I think I am going to try adding a lapbook to our American Revolution study and ignore the initial gripes and complaints that I hear about doing it. I might try the Hands of a Child one unless I see something better at CurrClick. What I have noticed about the posters/collages they have done thus far is that they do just the minimum it takes to "be done" and won't put any real time into it. But on the other hand, they still want to show off what they did to me, even if it was a so-so job! Since we don't use grades, they don't see a reason to do a good job. Maybe having a lapbook where the framework is all done, but they have to do some cutting/pasting AND writing/filling in the items (not just cut/paste already created lists), I will get better results. Maybe just the act of handling the items during the cut/paste and having to make lists or write other things on the items will give me a better feel that they are internalizing this stuff. Because having them write narrations or even answer discussion questions in complete sentences is only getting minimal results. They are just too interested in being done so they can play (on the computer, watch TV, or read their pleasure-reading books.)

Part of the problem with this unit study by Intellego is that there are so many links we go to that have SO MUCH reading, or long lesson plans online at places like PBS! I was home Friday (snow day from work) and we did the lesson together so I could see what it would be like doing it that way, and I had to just quit reading after a while!
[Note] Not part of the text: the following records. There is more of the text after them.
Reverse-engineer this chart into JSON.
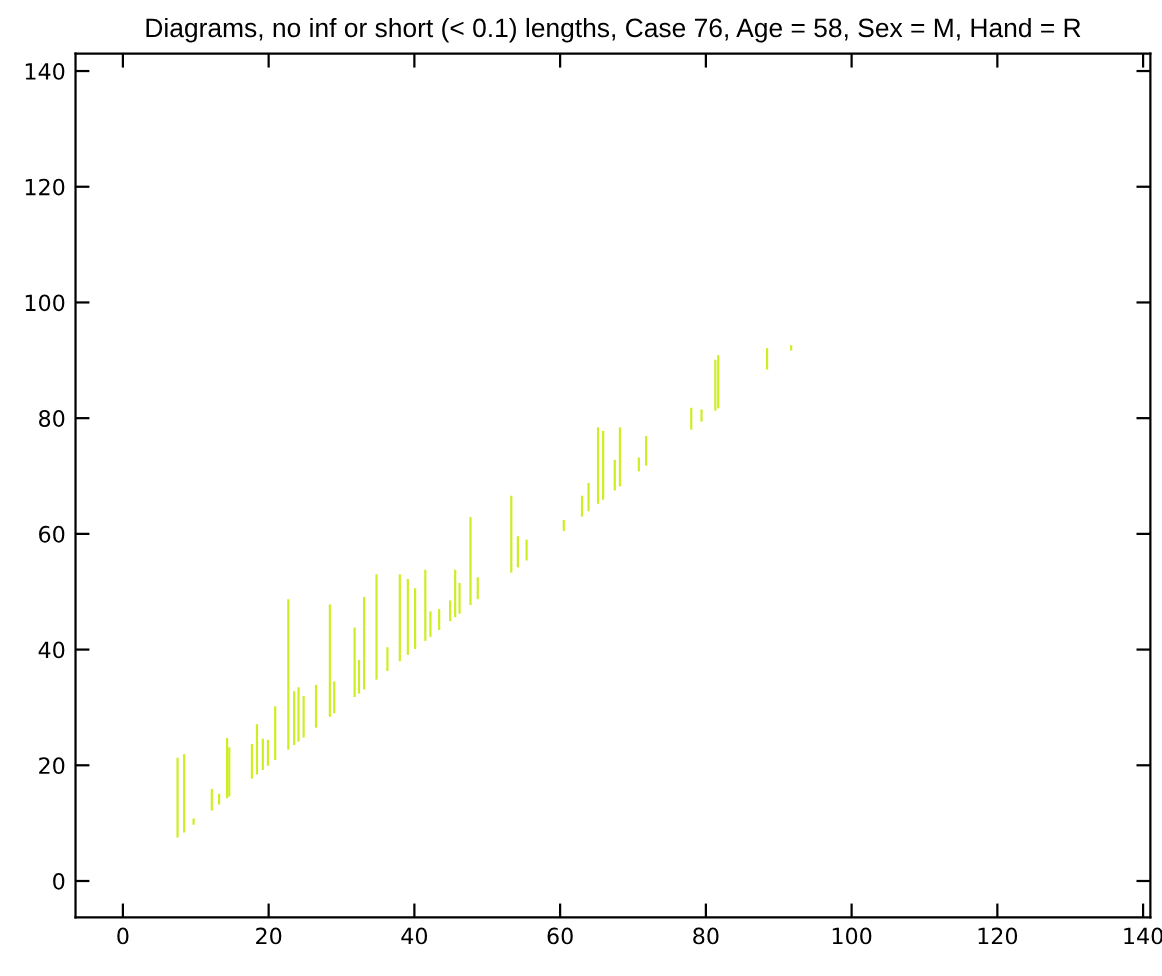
{
  "chart_data": {
    "type": "bar",
    "title": "Diagrams, no inf or short (< 0.1) lengths, Case 76, Age = 58, Sex = M, Hand = R",
    "x": [
      7.5,
      8.4,
      9.7,
      12.2,
      13.2,
      14.3,
      14.6,
      17.7,
      18.4,
      19.2,
      19.9,
      20.9,
      22.7,
      23.5,
      24.1,
      24.8,
      26.5,
      28.4,
      29.0,
      31.8,
      32.4,
      33.1,
      34.8,
      36.3,
      38.0,
      39.1,
      40.1,
      41.5,
      42.2,
      43.4,
      44.9,
      45.6,
      46.2,
      47.7,
      48.7,
      53.3,
      54.2,
      55.4,
      60.5,
      63.0,
      63.9,
      65.2,
      65.9,
      67.5,
      68.2,
      70.8,
      71.8,
      78.0,
      79.4,
      81.3,
      81.7,
      88.4,
      91.7
    ],
    "base": [
      7.5,
      8.4,
      9.7,
      12.2,
      13.2,
      14.3,
      14.6,
      17.7,
      18.4,
      19.2,
      19.9,
      20.9,
      22.7,
      23.5,
      24.1,
      24.8,
      26.5,
      28.4,
      29.0,
      31.8,
      32.4,
      33.1,
      34.8,
      36.3,
      38.0,
      39.1,
      40.1,
      41.5,
      42.2,
      43.4,
      44.9,
      45.6,
      46.2,
      47.7,
      48.7,
      53.3,
      54.2,
      55.4,
      60.5,
      63.0,
      63.9,
      65.2,
      65.9,
      67.5,
      68.2,
      70.8,
      71.8,
      78.0,
      79.4,
      81.3,
      81.7,
      88.4,
      91.7
    ],
    "values": [
      13.8,
      13.5,
      1.1,
      3.7,
      1.9,
      10.4,
      8.5,
      6.0,
      8.7,
      5.4,
      4.5,
      9.3,
      26.0,
      9.3,
      9.4,
      7.2,
      7.4,
      19.4,
      5.5,
      12.0,
      5.8,
      16.0,
      18.2,
      4.1,
      15.0,
      13.1,
      10.5,
      12.3,
      4.4,
      3.6,
      3.6,
      8.2,
      5.3,
      15.2,
      3.8,
      13.3,
      5.4,
      3.6,
      1.9,
      3.6,
      4.9,
      13.2,
      11.9,
      5.3,
      10.2,
      2.4,
      5.1,
      3.8,
      2.1,
      8.8,
      9.2,
      3.7,
      0.9
    ],
    "color": "#ccee22",
    "xlim": [
      -6.5,
      141
    ],
    "ylim": [
      -6.3,
      143
    ],
    "xticks": [
      0,
      20,
      40,
      60,
      80,
      100,
      120,
      140
    ],
    "yticks": [
      0,
      20,
      40,
      60,
      80,
      100,
      120,
      140
    ],
    "grid": false
  }
}
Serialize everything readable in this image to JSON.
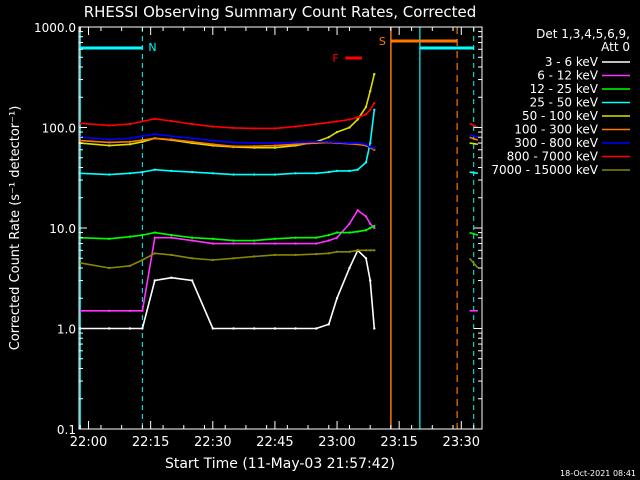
{
  "chart_data": {
    "type": "line",
    "title": "RHESSI Observing Summary Count Rates, Corrected",
    "xlabel": "Start Time (11-May-03 21:57:42)",
    "ylabel": "Corrected Count Rate (s⁻¹ detector⁻¹)",
    "y_scale": "log",
    "ylim": [
      0.1,
      1000.0
    ],
    "y_ticks": [
      "0.1",
      "1.0",
      "10.0",
      "100.0",
      "1000.0"
    ],
    "y_tick_values": [
      0.1,
      1.0,
      10.0,
      100.0,
      1000.0
    ],
    "xlim": [
      "21:57:42",
      "23:35:00"
    ],
    "x_ticks": [
      "22:00",
      "22:15",
      "22:30",
      "22:45",
      "23:00",
      "23:15",
      "23:30"
    ],
    "legend_header": [
      "Det 1,3,4,5,6,9,",
      "Att 0"
    ],
    "legend_position": "right",
    "series": [
      {
        "name": "3 - 6 keV",
        "color": "#ffffff",
        "x": [
          "21:58",
          "22:05",
          "22:10",
          "22:13",
          "22:16",
          "22:20",
          "22:25",
          "22:30",
          "22:35",
          "22:40",
          "22:45",
          "22:50",
          "22:55",
          "22:58",
          "23:00",
          "23:03",
          "23:05",
          "23:07",
          "23:08",
          "23:09"
        ],
        "y": [
          1.0,
          1.0,
          1.0,
          1.0,
          3.0,
          3.2,
          3.0,
          1.0,
          1.0,
          1.0,
          1.0,
          1.0,
          1.0,
          1.1,
          2.0,
          4.0,
          6.0,
          5.0,
          3.0,
          1.0
        ]
      },
      {
        "name": "6 - 12 keV",
        "color": "#ff33ff",
        "x": [
          "21:58",
          "22:05",
          "22:10",
          "22:13",
          "22:16",
          "22:20",
          "22:25",
          "22:30",
          "22:35",
          "22:40",
          "22:45",
          "22:50",
          "22:55",
          "22:58",
          "23:00",
          "23:03",
          "23:05",
          "23:07",
          "23:08",
          "23:09"
        ],
        "y": [
          1.5,
          1.5,
          1.5,
          1.5,
          8.0,
          8.0,
          7.5,
          7.0,
          7.0,
          7.0,
          7.0,
          7.0,
          7.0,
          7.5,
          8.0,
          11.0,
          15.0,
          13.0,
          11.0,
          10.0
        ]
      },
      {
        "name": "12 - 25 keV",
        "color": "#00ff00",
        "x": [
          "21:58",
          "22:05",
          "22:10",
          "22:13",
          "22:16",
          "22:20",
          "22:25",
          "22:30",
          "22:35",
          "22:40",
          "22:45",
          "22:50",
          "22:55",
          "22:58",
          "23:00",
          "23:03",
          "23:05",
          "23:07",
          "23:08",
          "23:09"
        ],
        "y": [
          8.0,
          7.8,
          8.2,
          8.5,
          9.0,
          8.5,
          8.0,
          7.8,
          7.5,
          7.5,
          7.8,
          8.0,
          8.0,
          8.5,
          9.0,
          9.0,
          9.2,
          9.5,
          10.0,
          10.5
        ]
      },
      {
        "name": "25 - 50 keV",
        "color": "#00ffff",
        "x": [
          "21:58",
          "22:05",
          "22:10",
          "22:13",
          "22:16",
          "22:20",
          "22:25",
          "22:30",
          "22:35",
          "22:40",
          "22:45",
          "22:50",
          "22:55",
          "22:58",
          "23:00",
          "23:03",
          "23:05",
          "23:07",
          "23:08",
          "23:09"
        ],
        "y": [
          35,
          34,
          35,
          36,
          38,
          37,
          36,
          35,
          34,
          34,
          34,
          35,
          35,
          36,
          37,
          37,
          38,
          45,
          70,
          150
        ]
      },
      {
        "name": "50 - 100 keV",
        "color": "#dddd00",
        "x": [
          "21:58",
          "22:05",
          "22:10",
          "22:13",
          "22:16",
          "22:20",
          "22:25",
          "22:30",
          "22:35",
          "22:40",
          "22:45",
          "22:50",
          "22:55",
          "22:58",
          "23:00",
          "23:03",
          "23:05",
          "23:07",
          "23:08",
          "23:09"
        ],
        "y": [
          70,
          66,
          68,
          72,
          78,
          75,
          70,
          66,
          64,
          63,
          63,
          66,
          72,
          80,
          90,
          100,
          120,
          160,
          230,
          340
        ]
      },
      {
        "name": "100 - 300 keV",
        "color": "#ff7700",
        "x": [
          "21:58",
          "22:05",
          "22:10",
          "22:13",
          "22:16",
          "22:20",
          "22:25",
          "22:30",
          "22:35",
          "22:40",
          "22:45",
          "22:50",
          "22:55",
          "22:58",
          "23:00",
          "23:03",
          "23:05",
          "23:07",
          "23:08",
          "23:09"
        ],
        "y": [
          74,
          71,
          72,
          75,
          78,
          76,
          72,
          68,
          65,
          65,
          66,
          68,
          70,
          71,
          70,
          69,
          68,
          66,
          63,
          60
        ]
      },
      {
        "name": "300 - 800 keV",
        "color": "#0000ff",
        "x": [
          "21:58",
          "22:05",
          "22:10",
          "22:13",
          "22:16",
          "22:20",
          "22:25",
          "22:30",
          "22:35",
          "22:40",
          "22:45",
          "22:50",
          "22:55",
          "22:58",
          "23:00",
          "23:03",
          "23:05",
          "23:07",
          "23:08",
          "23:09"
        ],
        "y": [
          80,
          76,
          78,
          82,
          86,
          82,
          78,
          74,
          71,
          70,
          70,
          71,
          72,
          72,
          71,
          70,
          70,
          68,
          64,
          62
        ]
      },
      {
        "name": "800 - 7000 keV",
        "color": "#ff0000",
        "x": [
          "21:58",
          "22:05",
          "22:10",
          "22:13",
          "22:16",
          "22:20",
          "22:25",
          "22:30",
          "22:35",
          "22:40",
          "22:45",
          "22:50",
          "22:55",
          "22:58",
          "23:00",
          "23:03",
          "23:05",
          "23:07",
          "23:08",
          "23:09"
        ],
        "y": [
          110,
          105,
          108,
          115,
          122,
          116,
          108,
          102,
          99,
          98,
          98,
          102,
          108,
          112,
          115,
          120,
          126,
          135,
          150,
          175
        ]
      },
      {
        "name": "7000 - 15000 keV",
        "color": "#888800",
        "x": [
          "21:58",
          "22:05",
          "22:10",
          "22:13",
          "22:16",
          "22:20",
          "22:25",
          "22:30",
          "22:35",
          "22:40",
          "22:45",
          "22:50",
          "22:55",
          "22:58",
          "23:00",
          "23:03",
          "23:05",
          "23:07",
          "23:08",
          "23:09"
        ],
        "y": [
          4.5,
          4.0,
          4.2,
          4.8,
          5.6,
          5.4,
          5.0,
          4.8,
          5.0,
          5.2,
          5.4,
          5.4,
          5.5,
          5.6,
          5.8,
          5.8,
          6.0,
          6.0,
          6.0,
          6.0
        ]
      }
    ],
    "series_after_gap": {
      "x": [
        "23:32",
        "23:34"
      ],
      "values": {
        "3 - 6 keV": [
          null,
          null
        ],
        "6 - 12 keV": [
          1.5,
          1.5
        ],
        "12 - 25 keV": [
          9.0,
          8.5
        ],
        "25 - 50 keV": [
          36,
          35
        ],
        "50 - 100 keV": [
          70,
          68
        ],
        "100 - 300 keV": [
          80,
          75
        ],
        "300 - 800 keV": [
          85,
          80
        ],
        "800 - 7000 keV": [
          110,
          100
        ],
        "7000 - 15000 keV": [
          5.0,
          4.0
        ]
      }
    },
    "annotations": [
      {
        "label": "N",
        "kind": "night",
        "color": "#00ffff",
        "spans": [
          [
            "21:58",
            "22:13"
          ],
          [
            "23:20",
            "23:33"
          ]
        ]
      },
      {
        "label": "F",
        "kind": "flare",
        "color": "#ff0000",
        "span": [
          "23:02",
          "23:06"
        ]
      },
      {
        "label": "S",
        "kind": "saa",
        "color": "#ff7700",
        "span": [
          "23:13",
          "23:29"
        ]
      }
    ]
  },
  "footer": {
    "timestamp": "18-Oct-2021 08:41"
  }
}
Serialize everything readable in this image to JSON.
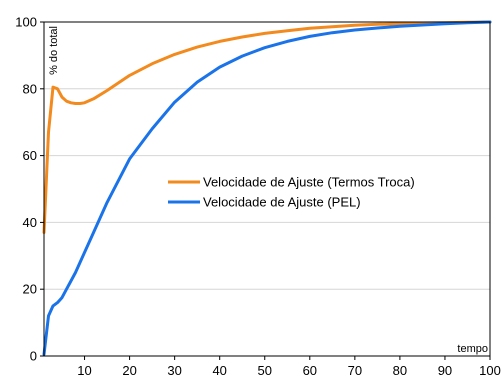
{
  "chart_data": {
    "type": "line",
    "title": "",
    "xlabel": "tempo",
    "ylabel": "% do total",
    "xlim": [
      1,
      100
    ],
    "ylim": [
      0,
      100
    ],
    "x_ticks": [
      10,
      20,
      30,
      40,
      50,
      60,
      70,
      80,
      90,
      100
    ],
    "y_ticks": [
      0,
      20,
      40,
      60,
      80,
      100
    ],
    "grid": "horizontal",
    "legend_position": "center-right",
    "series": [
      {
        "name": "Velocidade de Ajuste (Termos Troca)",
        "color": "#f28a1e",
        "x": [
          1,
          2,
          3,
          4,
          5,
          6,
          7,
          8,
          9,
          10,
          12,
          15,
          20,
          25,
          30,
          35,
          40,
          45,
          50,
          55,
          60,
          65,
          70,
          75,
          80,
          85,
          90,
          95,
          100
        ],
        "y": [
          37,
          67,
          80.5,
          80,
          77.5,
          76.3,
          75.8,
          75.6,
          75.6,
          75.8,
          77,
          79.5,
          84,
          87.5,
          90.3,
          92.5,
          94.2,
          95.5,
          96.6,
          97.4,
          98.1,
          98.6,
          99.0,
          99.3,
          99.5,
          99.7,
          99.8,
          99.9,
          100
        ]
      },
      {
        "name": "Velocidade de Ajuste (PEL)",
        "color": "#1a73e8",
        "x": [
          1,
          2,
          3,
          4,
          5,
          6,
          7,
          8,
          9,
          10,
          12,
          15,
          20,
          25,
          30,
          35,
          40,
          45,
          50,
          55,
          60,
          65,
          70,
          75,
          80,
          85,
          90,
          95,
          100
        ],
        "y": [
          0.5,
          12,
          15,
          16,
          17.5,
          20,
          22.5,
          25,
          28,
          31,
          37,
          46,
          59,
          68,
          76,
          82,
          86.5,
          89.8,
          92.3,
          94.2,
          95.7,
          96.8,
          97.6,
          98.2,
          98.7,
          99.1,
          99.5,
          99.8,
          100
        ]
      }
    ]
  }
}
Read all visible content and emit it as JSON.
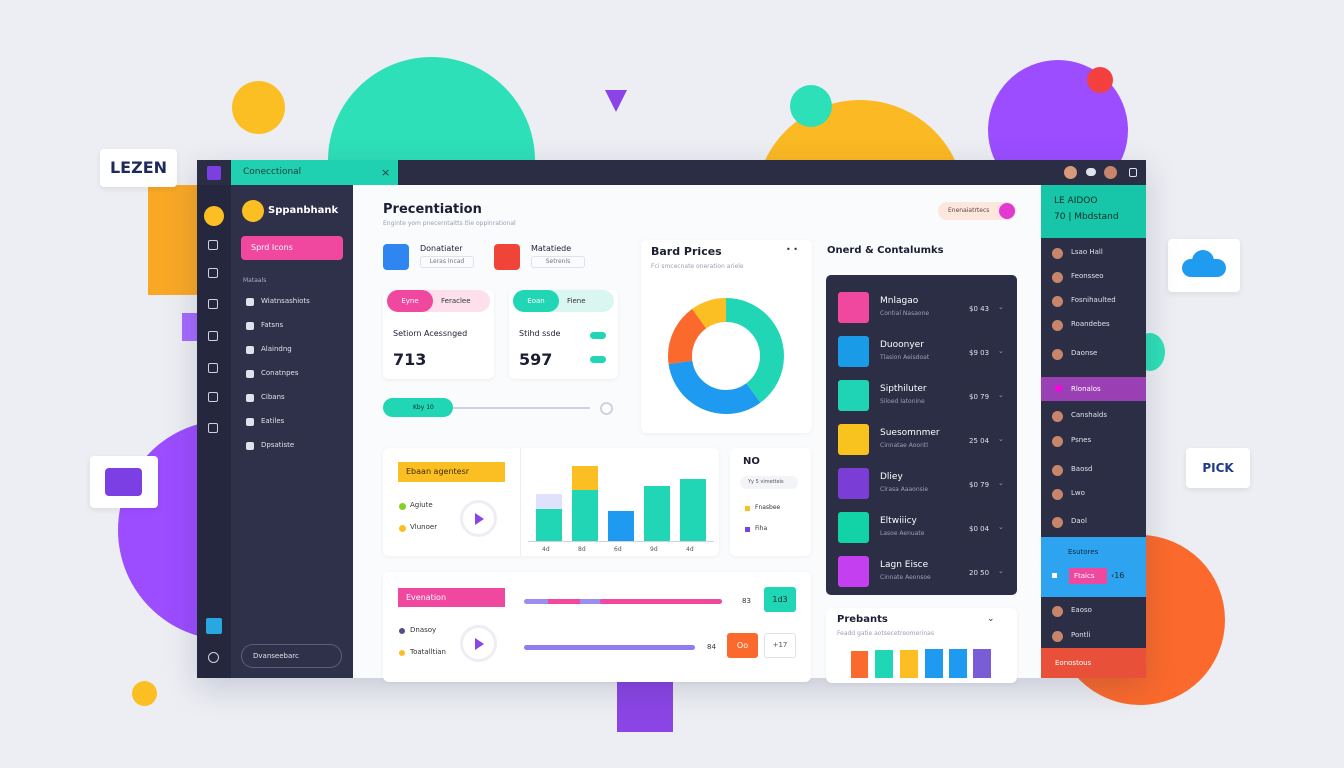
{
  "floating": {
    "left_card": "LEZEN",
    "right_card": "PICK"
  },
  "topbar": {
    "tab": "Conecctional"
  },
  "sidebar": {
    "brand": "Sppanbhank",
    "button": "Sprd Icons",
    "section": "Mataals",
    "items": [
      "Wiatnsashiots",
      "Fatsns",
      "Alaindng",
      "Conatnpes",
      "Cibans",
      "Eatiles",
      "Dpsatiste"
    ],
    "footer": "Dvanseebarc"
  },
  "header": {
    "title": "Precentiation",
    "subtitle": "Enginte yom pnecerntaitts tlie oppinrational",
    "badge": "Enenaiatrtecs"
  },
  "stats": [
    {
      "title": "Donatiater",
      "sub": "Leras Incad"
    },
    {
      "title": "Matatiede",
      "sub": "Setrenls"
    }
  ],
  "cards": [
    {
      "tabs": [
        "Eyne",
        "Feraclee"
      ],
      "label": "Setiorn Acessnged",
      "value": "713"
    },
    {
      "tabs": [
        "Eoan",
        "Fiene"
      ],
      "label": "Stihd ssde",
      "value": "597"
    }
  ],
  "slider": {
    "label": "Kby 10"
  },
  "donut": {
    "title": "Bard Prices",
    "subtitle": "Fci smcecnate oneration ariele"
  },
  "bars": {
    "badge": "Ebaan agentesr",
    "legend": [
      "Agiute",
      "Vlunoer"
    ],
    "labels": [
      "4d",
      "8d",
      "6d",
      "9d",
      "4d"
    ]
  },
  "side_card": {
    "title": "NO",
    "chip": "Yy 5 vimetteis",
    "legend": [
      "Fnasbee",
      "Fiha"
    ]
  },
  "progress": {
    "badge": "Evenation",
    "legend": [
      "Dnasoy",
      "Toatalltian"
    ],
    "values": [
      "83",
      "84"
    ],
    "buttons": [
      "1d3",
      "Oo",
      "+17"
    ]
  },
  "list": {
    "title": "Onerd & Contalumks",
    "items": [
      {
        "name": "Mnlagao",
        "sub": "Contial Nasaone",
        "value": "$0 43"
      },
      {
        "name": "Duoonyer",
        "sub": "Tlasion Aeisdoat",
        "value": "$9 03"
      },
      {
        "name": "Sipthiluter",
        "sub": "Siloed Iatonine",
        "value": "$0 79"
      },
      {
        "name": "Suesomnmer",
        "sub": "Cinnatae Aoontl",
        "value": "25 04"
      },
      {
        "name": "Dliey",
        "sub": "Clrasa Aaaonsie",
        "value": "$0 79"
      },
      {
        "name": "Eltwiiicy",
        "sub": "Lasoe Aenuate",
        "value": "$0 04"
      },
      {
        "name": "Lagn Eisce",
        "sub": "Cinnate Aeonsoe",
        "value": "20 50"
      }
    ]
  },
  "presents": {
    "title": "Prebants",
    "subtitle": "Feadd gatie aotsecetreomerinas"
  },
  "right": {
    "title": "LE AIDOO",
    "subtitle": "70 | Mbdstand",
    "items_top": [
      "Lsao Hall",
      "Feonsseo",
      "Fosnihaulted",
      "Roandebes",
      "Daonse"
    ],
    "highlight": "Rlonalos",
    "items_mid": [
      "Canshalds",
      "Psnes",
      "Baosd",
      "Lwo",
      "Daol"
    ],
    "blue": {
      "title": "Esutores",
      "chip": "Ftaics",
      "value": "‹16"
    },
    "items_bottom": [
      "Eaoso",
      "Pontli"
    ],
    "footer": "Eonostous"
  }
}
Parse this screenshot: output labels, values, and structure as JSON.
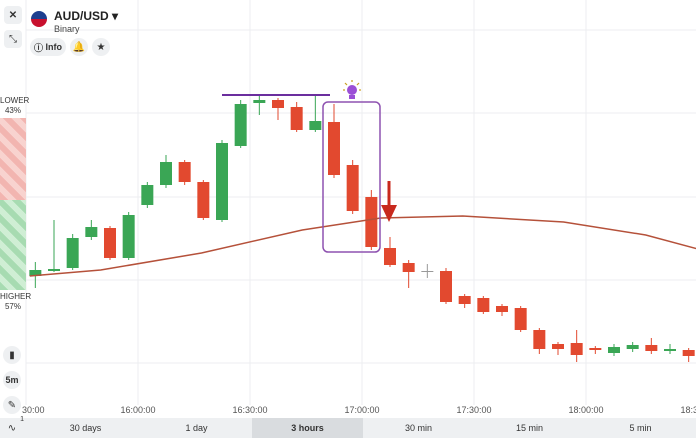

Things like "read Thomas Paine's Common Sense at this link". Well, considering it is in "older English" style, and that it is LONG, I was putting them - and me - to sleep! LOL! There has to be a better way to talk about Common Sense and the Declaration of Independence than reading them in their entirety and not understanding even half of what is said. (I would have to read it silently and slowly to actually try to digest it - not something that 12-yos can do.) So I am trying to find a better way to cover the material.

The one good thing I think we are doing it using 3 books they read from during the week, plus a book I read at night, to get the majority of the information needed at this level. But I don't want to go back to just the books w/narration because they bore of that quickly. So maybe books and hands-on lapbooks and the like is what it will take.